Und auf der anderen Seite 7.500 getötete Deutsche, denen nicht einmal ansatzweise solche Aufmerksamkeit zuteil wurde. Im Gegenteil: Das übliche Schweigen, Verheimlichen, Bagatellisieren. Diese Doppelmoral, die den Opfern von Rechtsextremisten einen Sonderstatus bzgl. des öffentlichen Mitleids zukommen lässt, ist einfach unerträglich...

Und zur Krönung nun der obige Artikel:
Nachdem schon das Wort "Terrorismus" so locker von der Hand in die Tastatur ging, werden nun mal wieder vorsätzlich die Worte "Rechts" und "Rechtsextrem" als Synonyme verwendet. Dadurch wird allen (auch liberalen) Parteien im entsprechenden Bereich automatisch ein braunes Etikett angepappt. Ist ja auch viel einfacher, jemanden mit der braunen Keule mundtot zu machen, anstatt sich ihm im offenen Diskurs zu stellen.
Die Sozialisten predigen immer die Gleichheit, doch bei näherem Hinsehen bezeichnet das maximal die Gleichheit unter ihresgleichen. Jeder Andersdenkende ist ein Klassenfeind, der mit aller Macht und allen Tricks bekämpft werden muss.

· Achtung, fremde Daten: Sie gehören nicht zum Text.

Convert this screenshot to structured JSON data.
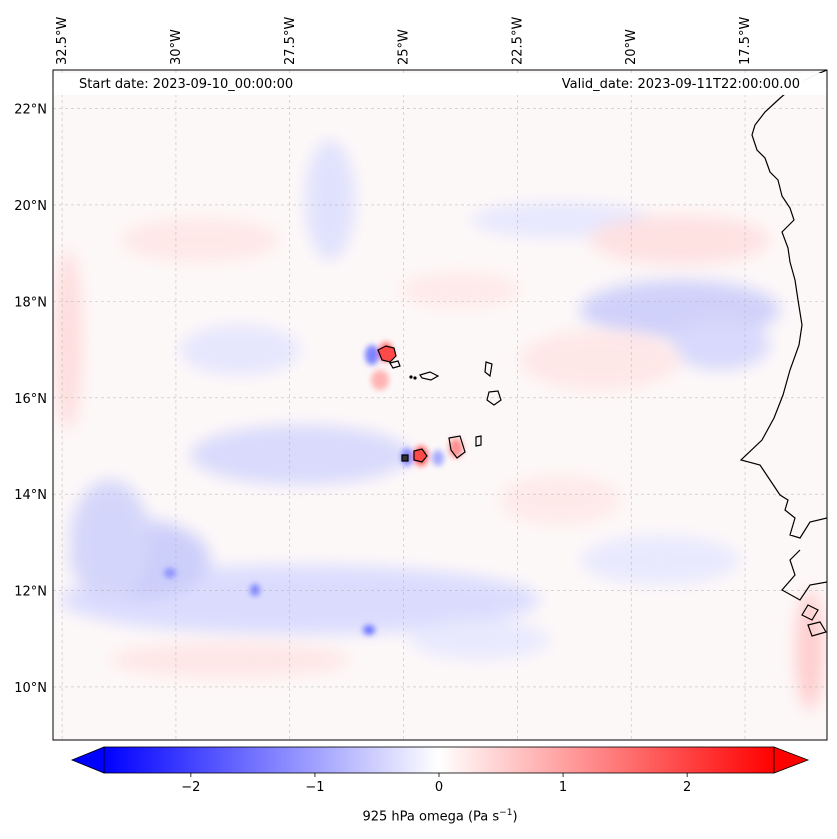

Ich kann den Kommentar von Karl S. daher nur bestätigen: Es ist schon bezeichnend, dass gewisse (ultralinke) Organisationen die geforderte Erklärung nicht abgeben wollen. Da ein solches Lippenbekenntnis für sie eine Kleinigkeit wäre, ist es einfach offene Dreistigkeit, die hier mit einer "Wozu verstellen, es geht doch auch so!?"-Einstellung an den Tag gelegt wird.

 
Eduard Paschulke, Dienstag, Januar 24 um 12:29 Uhr Vorsicht, Schlapphüte! Da müssen die Bundesregierung, die Kirchen und die Verbände aber verdammt aufpassen! Bekanntlich überwacht der Verfassungsschutz antifaschistische Bündnisse am allerliebsten.

 
Karl S., Dienstag, Januar 24 um 08:21 Uhr Knete ja. Grundgesetz nein. Es geht um viel Geld mit denen fragwürdige Aktionen und Bündnisse gerade im Osten der Republik ihre Kassen füllen wollen. 24 Millionen Euro soll verteilt werden. Die Bündnisse wollen das Geld, weigern sich aber etwas eigentliche Selbstverständliches zu tun: Zu bescheinigen, dass sie mit dem Geld keine verfassungsfeindlichen Aktivitäten unterstützen und sie auf dem Boden des Grundgesetzes stehen. Das ist entlarvend.